Na Amazônia como na vida é hora de apagar os incêndios. A  crise amazônica é pedagógica e ajuda-nos  refletir sobre  a gestão de riscos e conflitos, frente a “incêndios”, pode seguir cinco passos para ser minimizada:

  • Diagnóstico. Definir o cerne da situação-problema com sua equipe é fundamental para reconhecer sua extensão diante de fatos periféricos. Trata-se do foco na abrangência, danos e gravidade. Nesses momentos tensos todos devem ser incentivados a observar os vários ângulos e detalhes possíveis. Em gestão de crises: “várias cabeças pensam mais que uma”.
  • Avaliação. Diante do problema o gestor deve aprimorar seu olhar ficando atento para avaliar as contingências, conduzir sua equipe e avaliar a extensão da situação-problema. Nessa fase toda a equipe deve ser previdente, consultando leitura de conjuntura, mapas, livros, dados e informações da internet, e tudo que pode ser de grande valia.
  • Estruturação do Plano de Ação. Identificados os focos dos “incêndios” e seus desdobramentos, estragos e possíveis causas, é hora de concentração e abandono do que é considerado irrelevante.  O plano de ação nasce a partir da descoberta dos parceiros, das ameaças, oportunidades, forças e fraquezas. A equipe nesse momento concentra-se em  dividir o problema em subproblemas para começar a agir. A floresta não pode ser destruída, nem é hora de negar propostas de apoio. Fidelizar e captar parceiros, clientes, consumidores, comunidade educativa são a regra.
  • Ação.
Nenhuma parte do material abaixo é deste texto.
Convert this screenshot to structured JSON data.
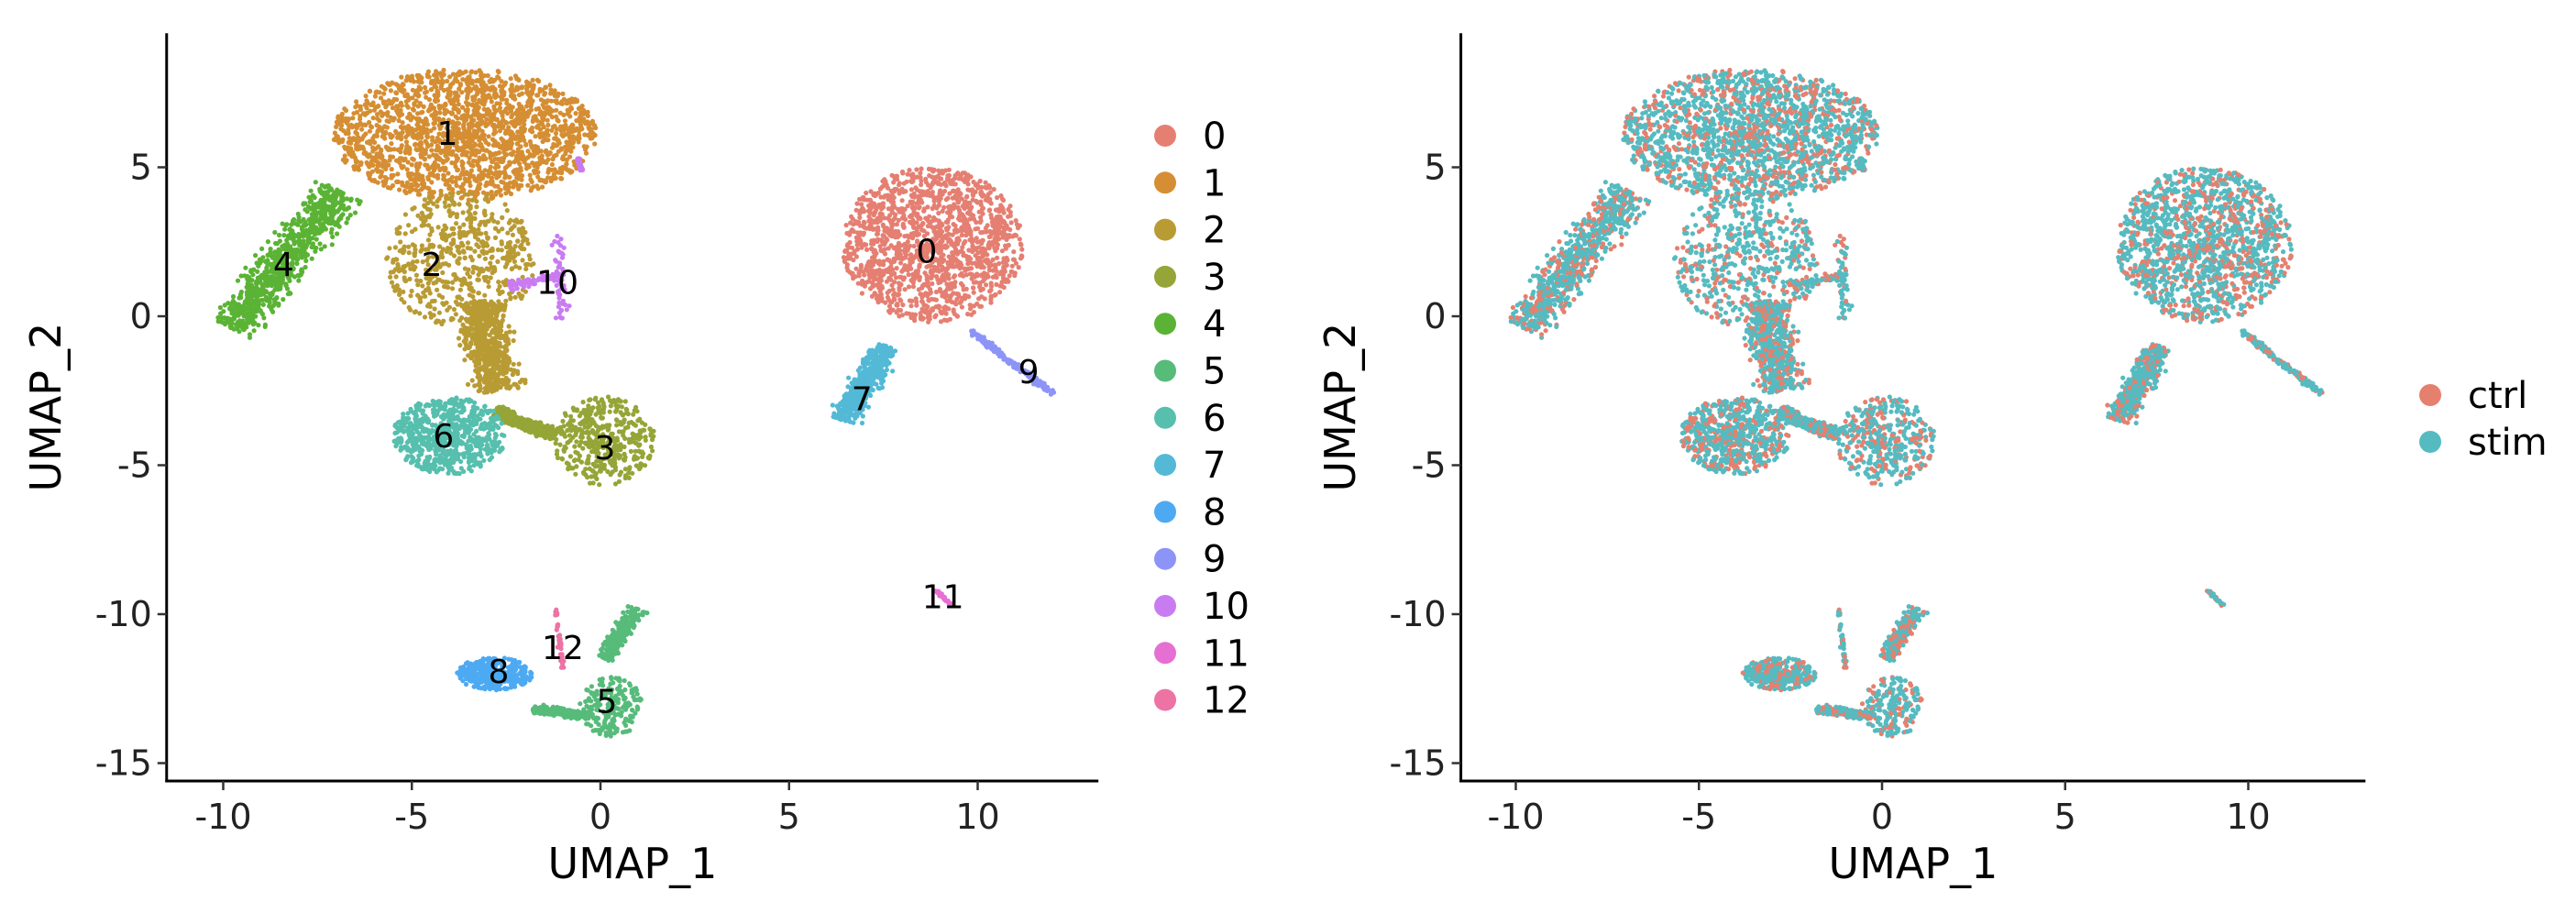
{
  "chart_data": [
    {
      "type": "scatter",
      "title": "",
      "xlabel": "UMAP_1",
      "ylabel": "UMAP_2",
      "xlim": [
        -11.5,
        13.2
      ],
      "ylim": [
        -15.6,
        9.5
      ],
      "xticks": [
        -10,
        -5,
        0,
        5,
        10
      ],
      "yticks": [
        5,
        0,
        -5,
        -10,
        -15
      ],
      "grid": false,
      "legend_position": "right",
      "color_by": "cluster",
      "legend": [
        "0",
        "1",
        "2",
        "3",
        "4",
        "5",
        "6",
        "7",
        "8",
        "9",
        "10",
        "11",
        "12"
      ],
      "colors": [
        "#E57F72",
        "#D58E33",
        "#B99B34",
        "#95A537",
        "#5BB335",
        "#57BB7A",
        "#56BFAE",
        "#53B9D6",
        "#4DAAF2",
        "#8D94F7",
        "#C97BF2",
        "#E66FD3",
        "#EC73A4"
      ],
      "clusters": [
        {
          "id": "0",
          "label_pos": [
            8.65,
            2.2
          ],
          "shapes": [
            {
              "kind": "ellipse",
              "c": [
                8.8,
                2.4
              ],
              "r": [
                2.4,
                2.6
              ]
            }
          ],
          "n": 1500
        },
        {
          "id": "1",
          "label_pos": [
            -4.06,
            6.15
          ],
          "shapes": [
            {
              "kind": "ellipse",
              "c": [
                -3.6,
                6.1
              ],
              "r": [
                3.5,
                2.2
              ]
            }
          ],
          "n": 1900
        },
        {
          "id": "2",
          "label_pos": [
            -4.47,
            1.75
          ],
          "shapes": [
            {
              "kind": "ellipse",
              "c": [
                -3.7,
                1.9
              ],
              "r": [
                2.0,
                2.3
              ]
            },
            {
              "kind": "segment",
              "a": [
                -3.2,
                0.5
              ],
              "b": [
                -2.7,
                -2.5
              ],
              "w": 0.9
            }
          ],
          "n": 1200
        },
        {
          "id": "3",
          "label_pos": [
            0.12,
            -4.4
          ],
          "shapes": [
            {
              "kind": "ellipse",
              "c": [
                0.1,
                -4.2
              ],
              "r": [
                1.35,
                1.5
              ]
            },
            {
              "kind": "segment",
              "a": [
                -2.8,
                -3.2
              ],
              "b": [
                -1.2,
                -4.0
              ],
              "w": 0.3
            }
          ],
          "n": 800
        },
        {
          "id": "4",
          "label_pos": [
            -8.4,
            1.75
          ],
          "shapes": [
            {
              "kind": "segment",
              "a": [
                -9.8,
                -0.4
              ],
              "b": [
                -6.9,
                4.2
              ],
              "w": 0.9
            }
          ],
          "n": 800
        },
        {
          "id": "5",
          "label_pos": [
            0.17,
            -12.9
          ],
          "shapes": [
            {
              "kind": "ellipse",
              "c": [
                0.3,
                -13.1
              ],
              "r": [
                0.85,
                1.0
              ]
            },
            {
              "kind": "segment",
              "a": [
                0.1,
                -11.5
              ],
              "b": [
                1.0,
                -9.8
              ],
              "w": 0.35
            },
            {
              "kind": "segment",
              "a": [
                -1.8,
                -13.2
              ],
              "b": [
                -0.3,
                -13.4
              ],
              "w": 0.2
            }
          ],
          "n": 700
        },
        {
          "id": "6",
          "label_pos": [
            -4.16,
            -4.0
          ],
          "shapes": [
            {
              "kind": "ellipse",
              "c": [
                -4.0,
                -4.0
              ],
              "r": [
                1.5,
                1.3
              ]
            }
          ],
          "n": 700
        },
        {
          "id": "7",
          "label_pos": [
            6.93,
            -2.75
          ],
          "shapes": [
            {
              "kind": "segment",
              "a": [
                6.4,
                -3.5
              ],
              "b": [
                7.6,
                -1.0
              ],
              "w": 0.55
            }
          ],
          "n": 450
        },
        {
          "id": "8",
          "label_pos": [
            -2.7,
            -11.9
          ],
          "shapes": [
            {
              "kind": "ellipse",
              "c": [
                -2.8,
                -12.0
              ],
              "r": [
                1.0,
                0.55
              ]
            }
          ],
          "n": 350
        },
        {
          "id": "9",
          "label_pos": [
            11.35,
            -1.85
          ],
          "shapes": [
            {
              "kind": "segment",
              "a": [
                9.8,
                -0.5
              ],
              "b": [
                12.0,
                -2.6
              ],
              "w": 0.15
            }
          ],
          "n": 150
        },
        {
          "id": "10",
          "label_pos": [
            -1.14,
            1.15
          ],
          "shapes": [
            {
              "kind": "segment",
              "a": [
                -1.1,
                2.7
              ],
              "b": [
                -1.0,
                -0.1
              ],
              "w": 0.25
            },
            {
              "kind": "segment",
              "a": [
                -2.4,
                1.0
              ],
              "b": [
                -1.2,
                1.4
              ],
              "w": 0.2
            },
            {
              "kind": "segment",
              "a": [
                -0.6,
                5.3
              ],
              "b": [
                -0.5,
                4.9
              ],
              "w": 0.05
            }
          ],
          "n": 180
        },
        {
          "id": "11",
          "label_pos": [
            9.08,
            -9.4
          ],
          "shapes": [
            {
              "kind": "segment",
              "a": [
                8.9,
                -9.2
              ],
              "b": [
                9.3,
                -9.7
              ],
              "w": 0.06
            }
          ],
          "n": 30
        },
        {
          "id": "12",
          "label_pos": [
            -1.0,
            -11.1
          ],
          "shapes": [
            {
              "kind": "segment",
              "a": [
                -1.2,
                -9.8
              ],
              "b": [
                -1.0,
                -11.8
              ],
              "w": 0.08
            }
          ],
          "n": 40
        }
      ]
    },
    {
      "type": "scatter",
      "title": "",
      "xlabel": "UMAP_1",
      "ylabel": "UMAP_2",
      "xlim": [
        -11.5,
        13.2
      ],
      "ylim": [
        -15.6,
        9.5
      ],
      "xticks": [
        -10,
        -5,
        0,
        5,
        10
      ],
      "yticks": [
        5,
        0,
        -5,
        -10,
        -15
      ],
      "grid": false,
      "legend_position": "right",
      "color_by": "condition",
      "legend": [
        "ctrl",
        "stim"
      ],
      "colors": [
        "#E5806F",
        "#55BBC1"
      ],
      "ctrl_fraction": 0.3,
      "same_embedding_as_left": true
    }
  ]
}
A gravidade e alta complexidade convida a equipe gestora a agir recorrendo a ajudas interna e externa envolvendo especialistas, consultores e “vozes intersetoriais da experiência” de outras equipes institucionais similares à sua. O “fogo” tem de ser apagado e, todos, devem agir de maneira coordenada para o retorno da harmonia, sem desmatar e devastar as riquezas que são de todos, seja nas escolas, seja na Amazônia.
  • Reavaliação – Momento de verificar como se deu o “apagar dos incêndios”, revendo processos, projetos e papel de cada um da equipe para evitar ou enfrentar novas crises. Nessa hora, os gestores devem ouvir, dar feedback e agradecer a toda equipe. É fundamental, nesses casos, que os registros sejam deixados para novas verificações, discordâncias e concordâncias, para próximos momentos coletivos.

Como a Floresta Amazônica, a escola é dotada de beleza, mas também de diversidade. Torna-se imprescindível cuidar dos sistemas vivos e pessoas, valorizando cada ação.  Portanto, na hora de nos aventurarmos na Amazônia (Gestão Educacional – metaforicamente), precisamos ficar atentos, assertivos e observadores.  A defesa dos ecossistemas se dá no encontro com a ética do cuidado, da sustentabilidade e da interdependência.

Semelhantemente a gestão ambiental a governança educacional envolve o emprego de ferramentas, controle, monitoramento e prevenção a favor do desenvolvimento sustentável e da redução de impactos, resultando em uma abordagem técnica dos diferentes problemas na proposição e adoção de soluções através de boas práticas, considerando a aliança de fatores culturais, políticos, econômicos e sociais.